Hi All,
I've been attempting to use the PReMiuM package, yet I am struggling with some basics. Would really appreciate any feedback
Predominantly I am struggling with some of the arguments in the regression, alongside the format of the data required for the regression.
Overall, my data is a standard data frame format with a continuous dependent variable constrained on the unit interval, and my covariates as categorical (some ordinal, and some binary).
If I was to run something like a random forest in R, I would do:
rf <- randomForest(y ~, var1 + var2 +...+ varN, data = data, mtry = 3, n.trees = 500).
In this regard, I present the arguments for y and x to random forest. However, I've noticed that with the PReMiuM regression that the data must be pre-formatted perhaps?
For example,
library("PReMiuM")
inputs <- generateSampleDataFile(clusSummaryVarSelectBernoulliDiscrete())

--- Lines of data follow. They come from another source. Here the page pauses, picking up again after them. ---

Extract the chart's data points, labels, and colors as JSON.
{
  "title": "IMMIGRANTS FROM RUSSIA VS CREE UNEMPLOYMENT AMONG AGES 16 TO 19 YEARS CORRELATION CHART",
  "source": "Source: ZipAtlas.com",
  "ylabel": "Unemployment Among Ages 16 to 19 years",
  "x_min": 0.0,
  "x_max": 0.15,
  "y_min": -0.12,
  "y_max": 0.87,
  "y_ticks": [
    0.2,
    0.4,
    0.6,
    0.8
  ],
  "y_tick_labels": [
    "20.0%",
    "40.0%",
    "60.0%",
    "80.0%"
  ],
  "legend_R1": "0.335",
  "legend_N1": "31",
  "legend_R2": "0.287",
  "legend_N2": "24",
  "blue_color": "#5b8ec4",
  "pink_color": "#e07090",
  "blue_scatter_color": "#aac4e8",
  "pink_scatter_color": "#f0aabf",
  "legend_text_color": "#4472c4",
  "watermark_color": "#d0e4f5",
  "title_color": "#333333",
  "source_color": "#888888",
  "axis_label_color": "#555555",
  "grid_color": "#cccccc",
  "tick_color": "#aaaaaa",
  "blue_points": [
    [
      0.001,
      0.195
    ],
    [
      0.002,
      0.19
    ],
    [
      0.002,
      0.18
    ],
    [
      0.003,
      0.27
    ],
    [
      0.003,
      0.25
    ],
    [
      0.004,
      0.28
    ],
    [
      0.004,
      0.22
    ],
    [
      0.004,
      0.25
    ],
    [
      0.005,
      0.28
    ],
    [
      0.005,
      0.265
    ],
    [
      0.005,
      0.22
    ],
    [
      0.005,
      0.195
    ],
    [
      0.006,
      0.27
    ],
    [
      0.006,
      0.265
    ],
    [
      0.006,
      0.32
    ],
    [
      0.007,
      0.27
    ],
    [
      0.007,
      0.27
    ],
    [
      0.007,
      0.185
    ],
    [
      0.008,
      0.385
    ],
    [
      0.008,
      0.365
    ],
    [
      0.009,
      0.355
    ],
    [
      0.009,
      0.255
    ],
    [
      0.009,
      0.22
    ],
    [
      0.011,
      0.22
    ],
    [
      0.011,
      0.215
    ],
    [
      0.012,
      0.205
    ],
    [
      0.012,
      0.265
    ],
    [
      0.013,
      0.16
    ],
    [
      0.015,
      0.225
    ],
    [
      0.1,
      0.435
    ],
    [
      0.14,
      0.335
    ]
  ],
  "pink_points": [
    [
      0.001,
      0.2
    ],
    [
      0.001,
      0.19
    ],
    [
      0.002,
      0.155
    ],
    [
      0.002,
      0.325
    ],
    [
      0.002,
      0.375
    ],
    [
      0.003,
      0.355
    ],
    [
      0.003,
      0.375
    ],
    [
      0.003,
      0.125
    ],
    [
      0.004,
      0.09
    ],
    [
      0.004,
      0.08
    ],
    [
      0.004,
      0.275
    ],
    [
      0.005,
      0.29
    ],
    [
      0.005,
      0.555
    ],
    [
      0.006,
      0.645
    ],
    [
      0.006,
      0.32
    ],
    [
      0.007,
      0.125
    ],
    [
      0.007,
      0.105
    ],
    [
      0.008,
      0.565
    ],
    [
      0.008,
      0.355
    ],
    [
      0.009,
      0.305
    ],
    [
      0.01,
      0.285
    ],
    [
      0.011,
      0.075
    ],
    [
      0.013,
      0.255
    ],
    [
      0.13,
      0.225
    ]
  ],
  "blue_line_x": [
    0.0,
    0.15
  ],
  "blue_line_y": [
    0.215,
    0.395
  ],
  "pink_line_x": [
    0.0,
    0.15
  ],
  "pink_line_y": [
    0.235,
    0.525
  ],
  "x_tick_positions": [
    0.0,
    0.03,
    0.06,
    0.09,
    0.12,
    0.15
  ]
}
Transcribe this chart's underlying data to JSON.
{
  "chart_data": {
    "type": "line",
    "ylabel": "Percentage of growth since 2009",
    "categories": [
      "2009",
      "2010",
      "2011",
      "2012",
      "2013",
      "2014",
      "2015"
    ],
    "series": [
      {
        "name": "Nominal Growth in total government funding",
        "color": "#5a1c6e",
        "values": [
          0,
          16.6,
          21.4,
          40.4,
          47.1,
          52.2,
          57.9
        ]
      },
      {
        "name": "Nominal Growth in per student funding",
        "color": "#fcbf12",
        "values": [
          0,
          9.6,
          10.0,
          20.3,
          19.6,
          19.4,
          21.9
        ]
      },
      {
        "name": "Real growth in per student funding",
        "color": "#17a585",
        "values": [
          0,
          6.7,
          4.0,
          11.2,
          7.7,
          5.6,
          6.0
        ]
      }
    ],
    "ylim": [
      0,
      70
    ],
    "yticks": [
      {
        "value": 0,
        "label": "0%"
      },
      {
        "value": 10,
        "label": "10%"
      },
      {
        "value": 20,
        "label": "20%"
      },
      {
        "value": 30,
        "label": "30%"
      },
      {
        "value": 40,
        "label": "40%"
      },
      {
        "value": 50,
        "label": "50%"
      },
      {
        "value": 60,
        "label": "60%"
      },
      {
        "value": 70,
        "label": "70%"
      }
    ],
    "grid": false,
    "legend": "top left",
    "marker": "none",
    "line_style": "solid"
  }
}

runInfoObj <- profRegr(yModel = inputs$yModel, xModel = inputs$xModel,
nSweeps = 10000, nBurn = 20000, seed = seed,
data = inputs$inputData, output = "output",
covNames = inputs$covNames, nClusInit = 20,
run = TRUE)
Here, it seems that 'inputs' is already encoded:
$covNames [1] "Variable1" "Variable2" "Variable3" "Variable4" "Variable5" "Variable6" "Variable7" "Variable8" [9] "Variable9" "Variable10"
$xModel[1] "Discrete"
$yModel[1] "Bernoulli"
$nCovariates[1] 10
Is it possible for someone to get input data in such a format where it is subsetted into input$xModel, input$yModel, input$nCovariates, etc?
All feedback would be appreciated.